The bill would allow the state’s voters to decide whether Missouri should become a right-to-work state.
Under that status, workers would not be required to join a labor union as a condition of employment or pay dues unless federal law said otherwise.
Gov. Jay Nixon, who opposes the bill, said the vote last week did not achieve enough support for final passage.
“The Missouri Constitution requires a constitutional majority for final passage of a bill,” a statement from Nixon’s office says. “House Bill 1770 was perfected by a vote of 78-68, four votes short of the constitutional requirement for final passage.”
But House Speaker Tim Jones, R-Eureka, said in a statement that the vote was “an enormous victory for working Missourians.”
Sponsoring Rep. Eric Burlison, R-Springfield, said Republicans are close to mustering the necessary votes to send the bill to the Senate and called Wednesday’s vote “historic,” the Associated Press reported.
A final House vote in the bill may happen this week, Schatz said.
If the bill passes the Legislature, Nixon could not veto it since the legislation would ask voters to decide the matter.
Curtman said he voted in favor of the right-to-work bill after a survey of constituents found that most were in favor.
“By a five-point margin, it is clear that the voters of District 109 support right to work,” Curtman said in a statement. “Furthermore, the district overwhelmingly (70 percent in favor) declared that they should be the ones to ultimately decide the ‘right-to-work’ issue.”
Hinson was not in the chamber when the right-to-work bill was voted on because he was in the Senate discussing the transportation sales tax bill that the House recently passed, he said.

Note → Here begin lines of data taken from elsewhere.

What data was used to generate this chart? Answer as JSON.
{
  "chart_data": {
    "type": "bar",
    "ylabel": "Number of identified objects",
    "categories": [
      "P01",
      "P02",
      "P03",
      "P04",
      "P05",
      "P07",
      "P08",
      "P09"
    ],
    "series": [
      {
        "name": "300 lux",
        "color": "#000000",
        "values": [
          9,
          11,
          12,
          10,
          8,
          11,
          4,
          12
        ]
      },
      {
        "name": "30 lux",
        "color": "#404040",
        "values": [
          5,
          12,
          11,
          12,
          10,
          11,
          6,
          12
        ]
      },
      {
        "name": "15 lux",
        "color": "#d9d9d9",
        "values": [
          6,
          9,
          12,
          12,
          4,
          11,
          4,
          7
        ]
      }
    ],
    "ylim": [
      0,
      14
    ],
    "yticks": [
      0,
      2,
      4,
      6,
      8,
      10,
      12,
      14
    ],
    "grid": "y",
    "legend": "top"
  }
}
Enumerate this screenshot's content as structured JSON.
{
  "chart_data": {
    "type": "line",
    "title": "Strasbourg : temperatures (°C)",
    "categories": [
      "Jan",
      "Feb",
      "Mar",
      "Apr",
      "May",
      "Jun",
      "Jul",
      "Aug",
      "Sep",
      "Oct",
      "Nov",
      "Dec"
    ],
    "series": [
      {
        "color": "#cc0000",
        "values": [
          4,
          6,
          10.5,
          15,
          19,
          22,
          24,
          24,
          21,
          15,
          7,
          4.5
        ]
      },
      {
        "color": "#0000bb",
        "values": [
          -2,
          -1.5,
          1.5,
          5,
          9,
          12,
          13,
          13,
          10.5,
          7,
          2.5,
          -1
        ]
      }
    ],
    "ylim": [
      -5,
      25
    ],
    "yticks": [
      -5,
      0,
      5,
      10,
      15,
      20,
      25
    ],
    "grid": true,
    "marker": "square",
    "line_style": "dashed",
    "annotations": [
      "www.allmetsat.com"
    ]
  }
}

But Hinson said his proposed amendment to require nonmembers who want union representation to pay back dues was not in the bill, so he would not have voted for it anyway.
Schatz voted in favor of the right-to-work bill, saying he has a “fundamental belief” that people should have a right to join a union or not.
He said he opposes forced unionization and he does not think it should be a condition of employment.
The right-to-work bill gives employees the freedom to choose whether they want to be in the union or not, he said.
However, he said people who choose not to be in the union should not receive the benefits of union representation. The lobbying around the bill is intense, Schatz said, adding that there is a lot of pressure from labor organizations.
Twenty-four other states have enacted right-to-work laws, most recently Michigan and Indiana in 2012, but Missouri voters overwhelmingly rejected the policy in 1978, according to the AP.
Republican supporters said the measure would help Missouri compete for jobs. They argued the state is missing out on opportunities because its neighbors, except Illinois and Kentucky, have enacted right-to-work polices, the AP reported.
Democrats said right to work would force unions to cope with “free riders,” who reap the rewards of a union contract without paying fees to support collective bargaining, according to the AP.
Under current law, unions are allowed to levy fees against workers who are not union members but who work under an agreement that allows such fees, the AP reported. The bill would prevent employees who are not union members from being fired for refusing to pay such fees.